What’s interesting about this disparity and class distinction is the amount of attention iPhone gets vs. other Apple products. Apple has gone through dramatic, gut-wrenching changes since co-founder Steve Jobs returned in 1997. Back then Apple was the Mac. Today, Apple is a hardware company whose revenue and profits are primarily based on iPhone; software and services are an afterthought, and one can argue so is the Mac.
Most Macs sold these days are notebooks, and Apple goes where the money is; expensive, classy, luxurious Mac models with mobility built-in, but traditional Mac models– iMac and Mac Pro– have problems and positioning issues not found in the iPhone line. For example, I have a large desktop iMac with the Retina 5k display. The first display had ghosting issues so it was replaced. The second display now has the same ghosting issues and needs to be replaced. Apple once sold multiple standalone displays for the Mac, but today all that’s available is a lonely and outdated Thunderbolt display that does not compare favorably to competitor offerings despite being twice the price.

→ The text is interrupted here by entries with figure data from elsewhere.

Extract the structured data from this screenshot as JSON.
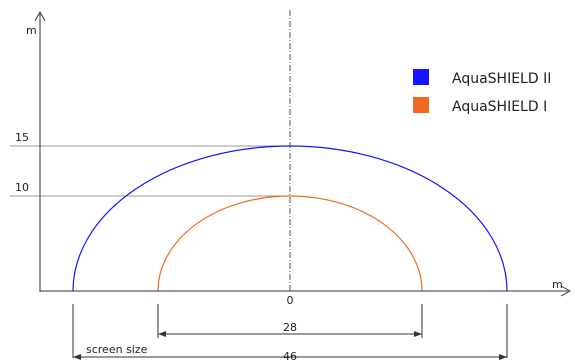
{
  "axes": {
    "y_unit": "m",
    "x_unit": "m",
    "origin_label": "0",
    "level_labels": [
      "15",
      "10"
    ]
  },
  "legend": [
    {
      "label": "AquaSHIELD II",
      "color": "#1414ff"
    },
    {
      "label": "AquaSHIELD I",
      "color": "#f26a21"
    }
  ],
  "dimensions": {
    "inner_width_label": "28",
    "outer_width_label": "46",
    "screen_size_label": "screen size"
  },
  "colors": {
    "axis": "#333333",
    "guide": "#999999",
    "center_line": "#555555",
    "outer_arc": "#1414ff",
    "inner_arc": "#f26a21"
  }
}
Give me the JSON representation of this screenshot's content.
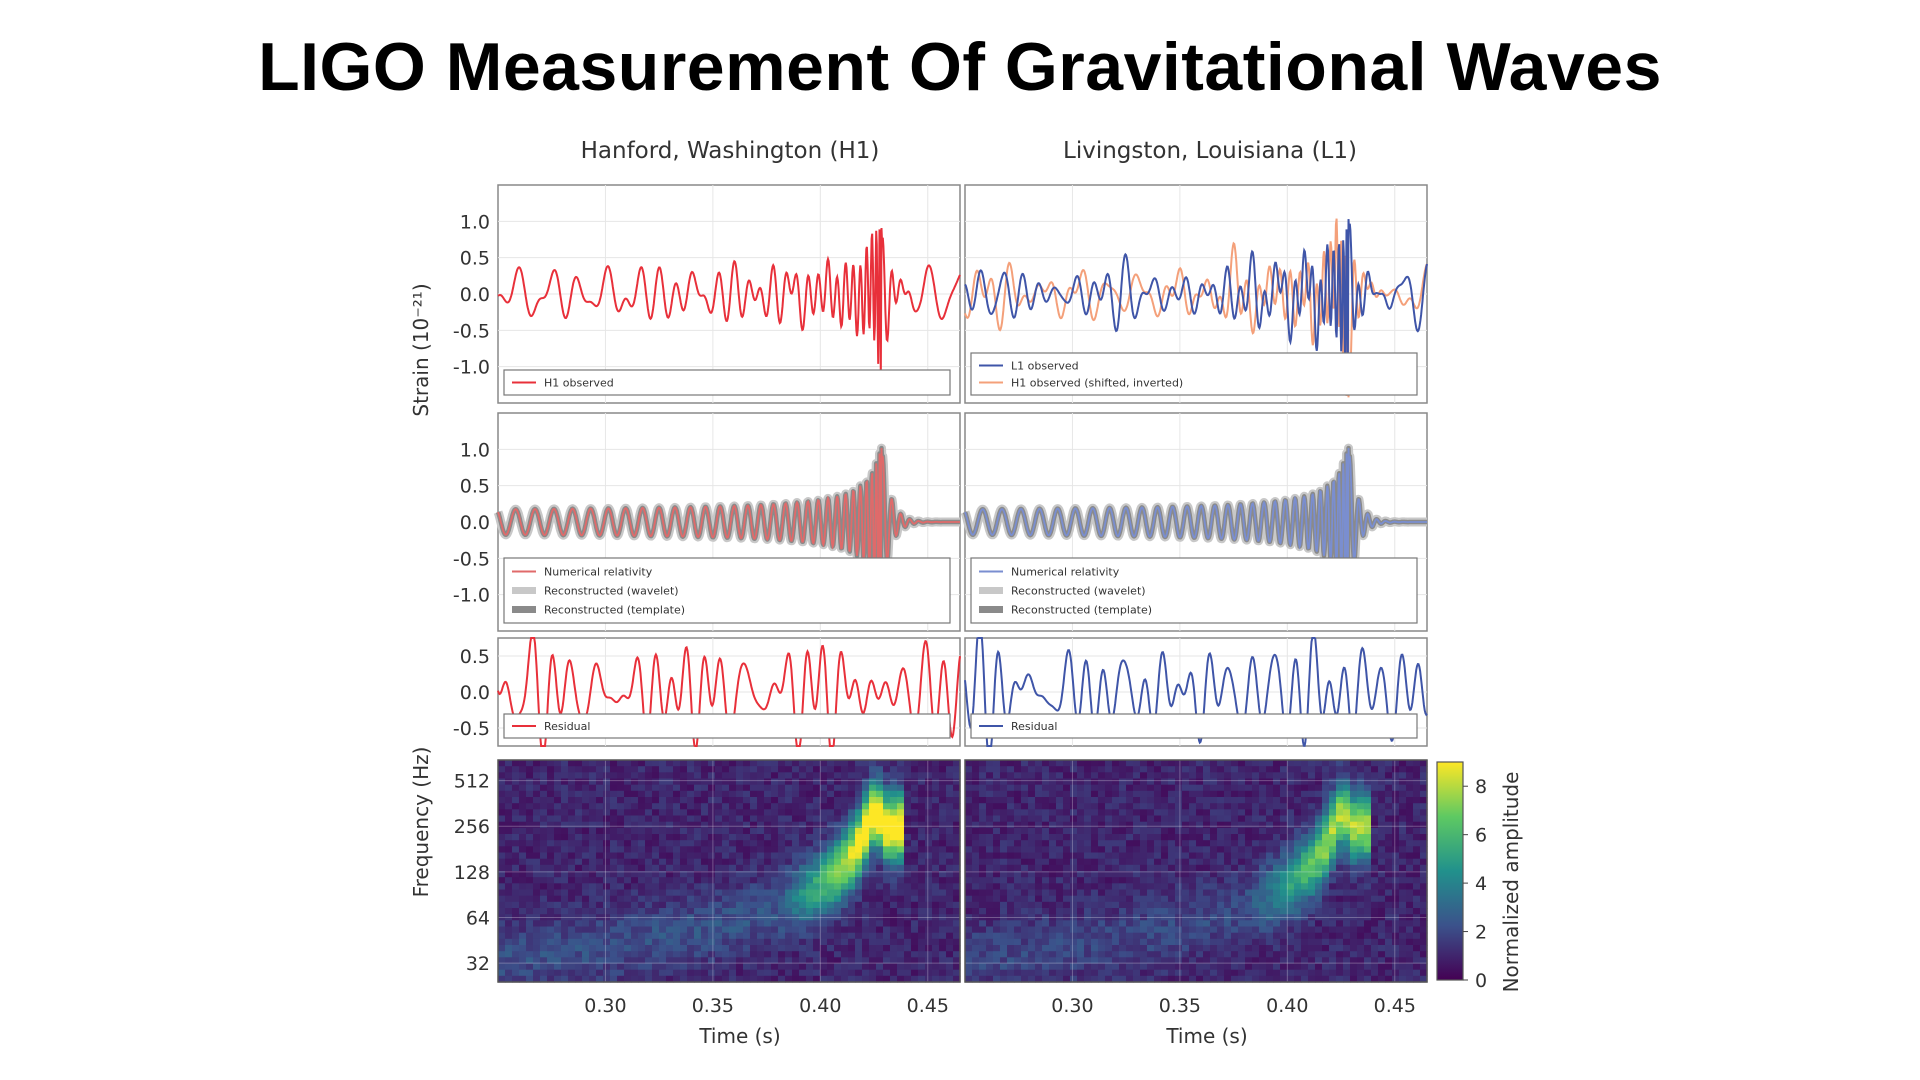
{
  "page": {
    "title": "LIGO Measurement Of Gravitational Waves"
  },
  "colors": {
    "h1": "#e8303a",
    "l1": "#3f55a8",
    "h1_shifted": "#f4a07a",
    "nr_h1": "#e06a6a",
    "nr_l1": "#7a8ed0",
    "wavelet_band": "#c8c8c8",
    "template_band": "#8a8a8a"
  },
  "chart_data": [
    {
      "id": "h1-observed",
      "type": "line",
      "column_title": "Hanford, Washington (H1)",
      "ylabel": "Strain (10⁻²¹)",
      "ylim": [
        -1.5,
        1.5
      ],
      "yticks": [
        1.0,
        0.5,
        0.0,
        -0.5,
        -1.0
      ],
      "yticklabels": [
        "1.0",
        "0.5",
        "0.0",
        "-0.5",
        "-1.0"
      ],
      "xlim": [
        0.25,
        0.465
      ],
      "grid": true,
      "series": [
        {
          "name": "H1 observed",
          "style": "noisy-chirp",
          "color_key": "h1"
        }
      ],
      "legend": [
        {
          "label": "H1 observed",
          "color_key": "h1"
        }
      ]
    },
    {
      "id": "l1-observed",
      "type": "line",
      "column_title": "Livingston, Louisiana (L1)",
      "ylim": [
        -1.5,
        1.5
      ],
      "xlim": [
        0.25,
        0.465
      ],
      "grid": true,
      "series": [
        {
          "name": "H1 observed (shifted, inverted)",
          "style": "noisy-chirp",
          "color_key": "h1_shifted"
        },
        {
          "name": "L1 observed",
          "style": "noisy-chirp",
          "color_key": "l1"
        }
      ],
      "legend": [
        {
          "label": "L1 observed",
          "color_key": "l1"
        },
        {
          "label": "H1 observed (shifted, inverted)",
          "color_key": "h1_shifted"
        }
      ]
    },
    {
      "id": "h1-reconstructed",
      "type": "line",
      "ylim": [
        -1.5,
        1.5
      ],
      "yticks": [
        1.0,
        0.5,
        0.0,
        -0.5,
        -1.0
      ],
      "yticklabels": [
        "1.0",
        "0.5",
        "0.0",
        "-0.5",
        "-1.0"
      ],
      "xlim": [
        0.25,
        0.465
      ],
      "grid": true,
      "series": [
        {
          "name": "Numerical relativity",
          "style": "clean-chirp",
          "color_key": "nr_h1"
        }
      ],
      "legend": [
        {
          "label": "Numerical relativity",
          "color_key": "nr_h1"
        },
        {
          "label": "Reconstructed (wavelet)",
          "color_key": "wavelet_band"
        },
        {
          "label": "Reconstructed (template)",
          "color_key": "template_band"
        }
      ]
    },
    {
      "id": "l1-reconstructed",
      "type": "line",
      "ylim": [
        -1.5,
        1.5
      ],
      "xlim": [
        0.25,
        0.465
      ],
      "grid": true,
      "series": [
        {
          "name": "Numerical relativity",
          "style": "clean-chirp",
          "color_key": "nr_l1"
        }
      ],
      "legend": [
        {
          "label": "Numerical relativity",
          "color_key": "nr_l1"
        },
        {
          "label": "Reconstructed (wavelet)",
          "color_key": "wavelet_band"
        },
        {
          "label": "Reconstructed (template)",
          "color_key": "template_band"
        }
      ]
    },
    {
      "id": "h1-residual",
      "type": "line",
      "ylim": [
        -0.75,
        0.75
      ],
      "yticks": [
        0.5,
        0.0,
        -0.5
      ],
      "yticklabels": [
        "0.5",
        "0.0",
        "-0.5"
      ],
      "xlim": [
        0.25,
        0.465
      ],
      "grid": true,
      "series": [
        {
          "name": "Residual",
          "style": "noise",
          "color_key": "h1"
        }
      ],
      "legend": [
        {
          "label": "Residual",
          "color_key": "h1"
        }
      ]
    },
    {
      "id": "l1-residual",
      "type": "line",
      "ylim": [
        -0.75,
        0.75
      ],
      "xlim": [
        0.25,
        0.465
      ],
      "grid": true,
      "series": [
        {
          "name": "Residual",
          "style": "noise",
          "color_key": "l1"
        }
      ],
      "legend": [
        {
          "label": "Residual",
          "color_key": "l1"
        }
      ]
    },
    {
      "id": "h1-spectrogram",
      "type": "heatmap",
      "ylabel": "Frequency (Hz)",
      "xlabel": "Time (s)",
      "yscale": "log2",
      "yticks": [
        512,
        256,
        128,
        64,
        32
      ],
      "yticklabels": [
        "512",
        "256",
        "128",
        "64",
        "32"
      ],
      "xticks": [
        0.3,
        0.35,
        0.4,
        0.45
      ],
      "xticklabels": [
        "0.30",
        "0.35",
        "0.40",
        "0.45"
      ],
      "xlim": [
        0.25,
        0.465
      ],
      "ylim": [
        24,
        700
      ],
      "peak_time": 0.42,
      "peak_frequency": 150,
      "peak_amplitude": 9
    },
    {
      "id": "l1-spectrogram",
      "type": "heatmap",
      "xlabel": "Time (s)",
      "yscale": "log2",
      "xticks": [
        0.3,
        0.35,
        0.4,
        0.45
      ],
      "xticklabels": [
        "0.30",
        "0.35",
        "0.40",
        "0.45"
      ],
      "xlim": [
        0.25,
        0.465
      ],
      "ylim": [
        24,
        700
      ],
      "peak_time": 0.42,
      "peak_frequency": 150,
      "peak_amplitude": 7,
      "colorbar": {
        "label": "Normalized amplitude",
        "range": [
          0,
          9
        ],
        "ticks": [
          8,
          6,
          4,
          2,
          0
        ],
        "ticklabels": [
          "8",
          "6",
          "4",
          "2",
          "0"
        ]
      }
    }
  ]
}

MacBook Pro owners with screen issues had to resort to a class action lawsuit to get Apple executives to look up from their iPhones (ostensibly while checking AAPL on the market) long enough to pay attention to a Mac problem the company ignored for a few years. It’s not that the Mac isn’t profitable for Apple. It is. Reports indicate that the Mac, still selling in record numbers, takes home half the PC industry’s profits. It’s just that the Mac isn’t Apple’s future. Mobile devices are the future and that’s where Apple pays attention.
Apple under CEO Tim Cook seems to have become a kinder, gentler Apple than it was under Steve Jobs; the company appears to be more socially aware, and displays a public conscience on social issues. But as Apple and its executive team ages it’s become increasingly clear that there’s a hearing problem that has been identified but not acknowledged.